Castor Maritime has revealed its best-ever profit at the same time as completing the spin-off of its new tanker company.

The Nasdaq-listed, Limassol-based owner said net earnings in the fourth quarter were $33.7m, against $29.2m the year before.

Revenue rose to $69.3m, up from $60m a year earlier.

The 2022 annual profit was $118.6m, a record result.

Cash and restricted cash has risen to $152.3m, up from $43.4m over the year.

Chief executive Petros Panagiotidis said the performance was boosted by higher aframax/LR2 and handysize tanker earnings following “timely” acquisitions in 2021.

Tankers produced an operating profit of $53.7m in 2022, while the dry bulk segment continued to be robust at $80.1m.

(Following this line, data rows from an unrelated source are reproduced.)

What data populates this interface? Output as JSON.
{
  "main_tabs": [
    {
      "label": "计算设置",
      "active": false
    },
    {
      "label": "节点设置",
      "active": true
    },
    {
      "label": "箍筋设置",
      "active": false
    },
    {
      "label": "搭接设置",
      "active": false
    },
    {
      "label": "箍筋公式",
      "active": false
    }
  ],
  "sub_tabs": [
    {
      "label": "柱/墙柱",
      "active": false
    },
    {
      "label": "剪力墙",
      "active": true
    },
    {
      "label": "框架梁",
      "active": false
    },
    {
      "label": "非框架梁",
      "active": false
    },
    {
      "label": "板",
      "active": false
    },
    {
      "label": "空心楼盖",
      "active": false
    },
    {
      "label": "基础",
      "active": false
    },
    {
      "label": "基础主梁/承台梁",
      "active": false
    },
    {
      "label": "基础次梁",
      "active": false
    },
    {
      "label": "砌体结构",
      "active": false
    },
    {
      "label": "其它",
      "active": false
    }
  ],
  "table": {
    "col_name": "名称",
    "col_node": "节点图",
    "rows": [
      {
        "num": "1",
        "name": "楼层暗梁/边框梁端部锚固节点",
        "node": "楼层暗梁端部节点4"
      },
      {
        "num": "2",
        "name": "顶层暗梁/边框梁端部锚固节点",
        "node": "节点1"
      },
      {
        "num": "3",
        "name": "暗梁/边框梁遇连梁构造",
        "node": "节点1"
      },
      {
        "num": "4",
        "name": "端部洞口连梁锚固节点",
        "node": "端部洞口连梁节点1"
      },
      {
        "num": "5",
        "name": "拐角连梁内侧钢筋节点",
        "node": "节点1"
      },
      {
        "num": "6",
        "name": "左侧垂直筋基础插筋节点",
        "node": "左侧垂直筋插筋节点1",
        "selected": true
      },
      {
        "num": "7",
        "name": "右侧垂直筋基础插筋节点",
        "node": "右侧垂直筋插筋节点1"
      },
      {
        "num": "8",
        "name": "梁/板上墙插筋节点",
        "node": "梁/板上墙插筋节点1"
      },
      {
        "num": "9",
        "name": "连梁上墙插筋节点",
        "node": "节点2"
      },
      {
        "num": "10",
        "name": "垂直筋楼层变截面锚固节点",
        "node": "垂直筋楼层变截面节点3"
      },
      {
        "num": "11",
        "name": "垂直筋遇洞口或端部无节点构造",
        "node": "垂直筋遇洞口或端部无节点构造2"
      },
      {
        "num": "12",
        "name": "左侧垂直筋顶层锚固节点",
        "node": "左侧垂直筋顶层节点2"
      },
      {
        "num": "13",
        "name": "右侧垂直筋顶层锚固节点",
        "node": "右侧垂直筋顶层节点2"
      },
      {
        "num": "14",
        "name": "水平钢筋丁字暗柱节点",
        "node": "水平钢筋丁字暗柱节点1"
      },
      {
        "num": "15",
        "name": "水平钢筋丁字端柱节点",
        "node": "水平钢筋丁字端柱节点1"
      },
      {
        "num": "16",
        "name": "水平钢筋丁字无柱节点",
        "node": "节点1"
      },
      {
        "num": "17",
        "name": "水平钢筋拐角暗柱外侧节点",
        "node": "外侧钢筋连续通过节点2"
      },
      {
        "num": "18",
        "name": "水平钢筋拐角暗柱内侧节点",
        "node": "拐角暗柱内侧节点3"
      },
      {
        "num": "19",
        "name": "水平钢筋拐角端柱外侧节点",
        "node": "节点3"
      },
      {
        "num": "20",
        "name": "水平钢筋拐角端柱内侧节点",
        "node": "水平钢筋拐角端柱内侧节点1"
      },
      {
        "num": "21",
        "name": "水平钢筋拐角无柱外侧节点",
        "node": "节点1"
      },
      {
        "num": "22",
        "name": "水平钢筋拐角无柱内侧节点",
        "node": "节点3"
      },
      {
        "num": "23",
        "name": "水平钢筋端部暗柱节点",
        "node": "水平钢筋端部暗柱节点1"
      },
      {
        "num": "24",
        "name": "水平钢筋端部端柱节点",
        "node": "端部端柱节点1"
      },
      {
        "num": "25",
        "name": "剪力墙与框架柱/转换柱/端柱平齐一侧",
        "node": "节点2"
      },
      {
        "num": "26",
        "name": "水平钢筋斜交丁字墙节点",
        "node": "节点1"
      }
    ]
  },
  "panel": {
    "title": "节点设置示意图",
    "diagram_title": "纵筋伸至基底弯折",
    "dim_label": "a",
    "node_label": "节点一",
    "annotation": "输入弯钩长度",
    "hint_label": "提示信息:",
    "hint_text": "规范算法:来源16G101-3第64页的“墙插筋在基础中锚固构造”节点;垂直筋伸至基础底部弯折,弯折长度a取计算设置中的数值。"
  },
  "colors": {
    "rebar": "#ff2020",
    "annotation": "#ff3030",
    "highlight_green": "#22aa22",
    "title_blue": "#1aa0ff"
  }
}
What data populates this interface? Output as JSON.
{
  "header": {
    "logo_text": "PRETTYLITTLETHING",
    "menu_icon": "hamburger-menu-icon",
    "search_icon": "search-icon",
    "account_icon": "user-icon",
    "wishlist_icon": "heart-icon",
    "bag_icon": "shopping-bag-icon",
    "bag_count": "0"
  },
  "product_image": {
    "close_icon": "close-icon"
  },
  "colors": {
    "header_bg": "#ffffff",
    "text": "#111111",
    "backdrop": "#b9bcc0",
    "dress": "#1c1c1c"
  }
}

Castor has now split off its aframax, five aframax/LR2 and two handysize tankers into Toro Corp, which will also be listed on the Nasdaq.

On 7 March, shareholders received one share in Toro Corp for every 10 Castor shares held.

Pure-play bet

“We believe the spin-off, which represents a substantial payment by Castor to its shareholders, is an important strategic step that will establish Toro as a pure-play tanker business at a time of increased focus on energy supplies and as the tanker shipping market enjoys strong supply-demand fundamentals, as demonstrated especially in the second half of 2022,” Panagiotidis said.

Castor has retained 20 dry bulk and two container vessels.

“The dry bulk fundamentals remain healthy given the historically low orderbook and the improved outlook of the Chinese economy,” Panagiotidis added.

The Toro Corp deal was announced in November but delayed from December and then January due to red tape.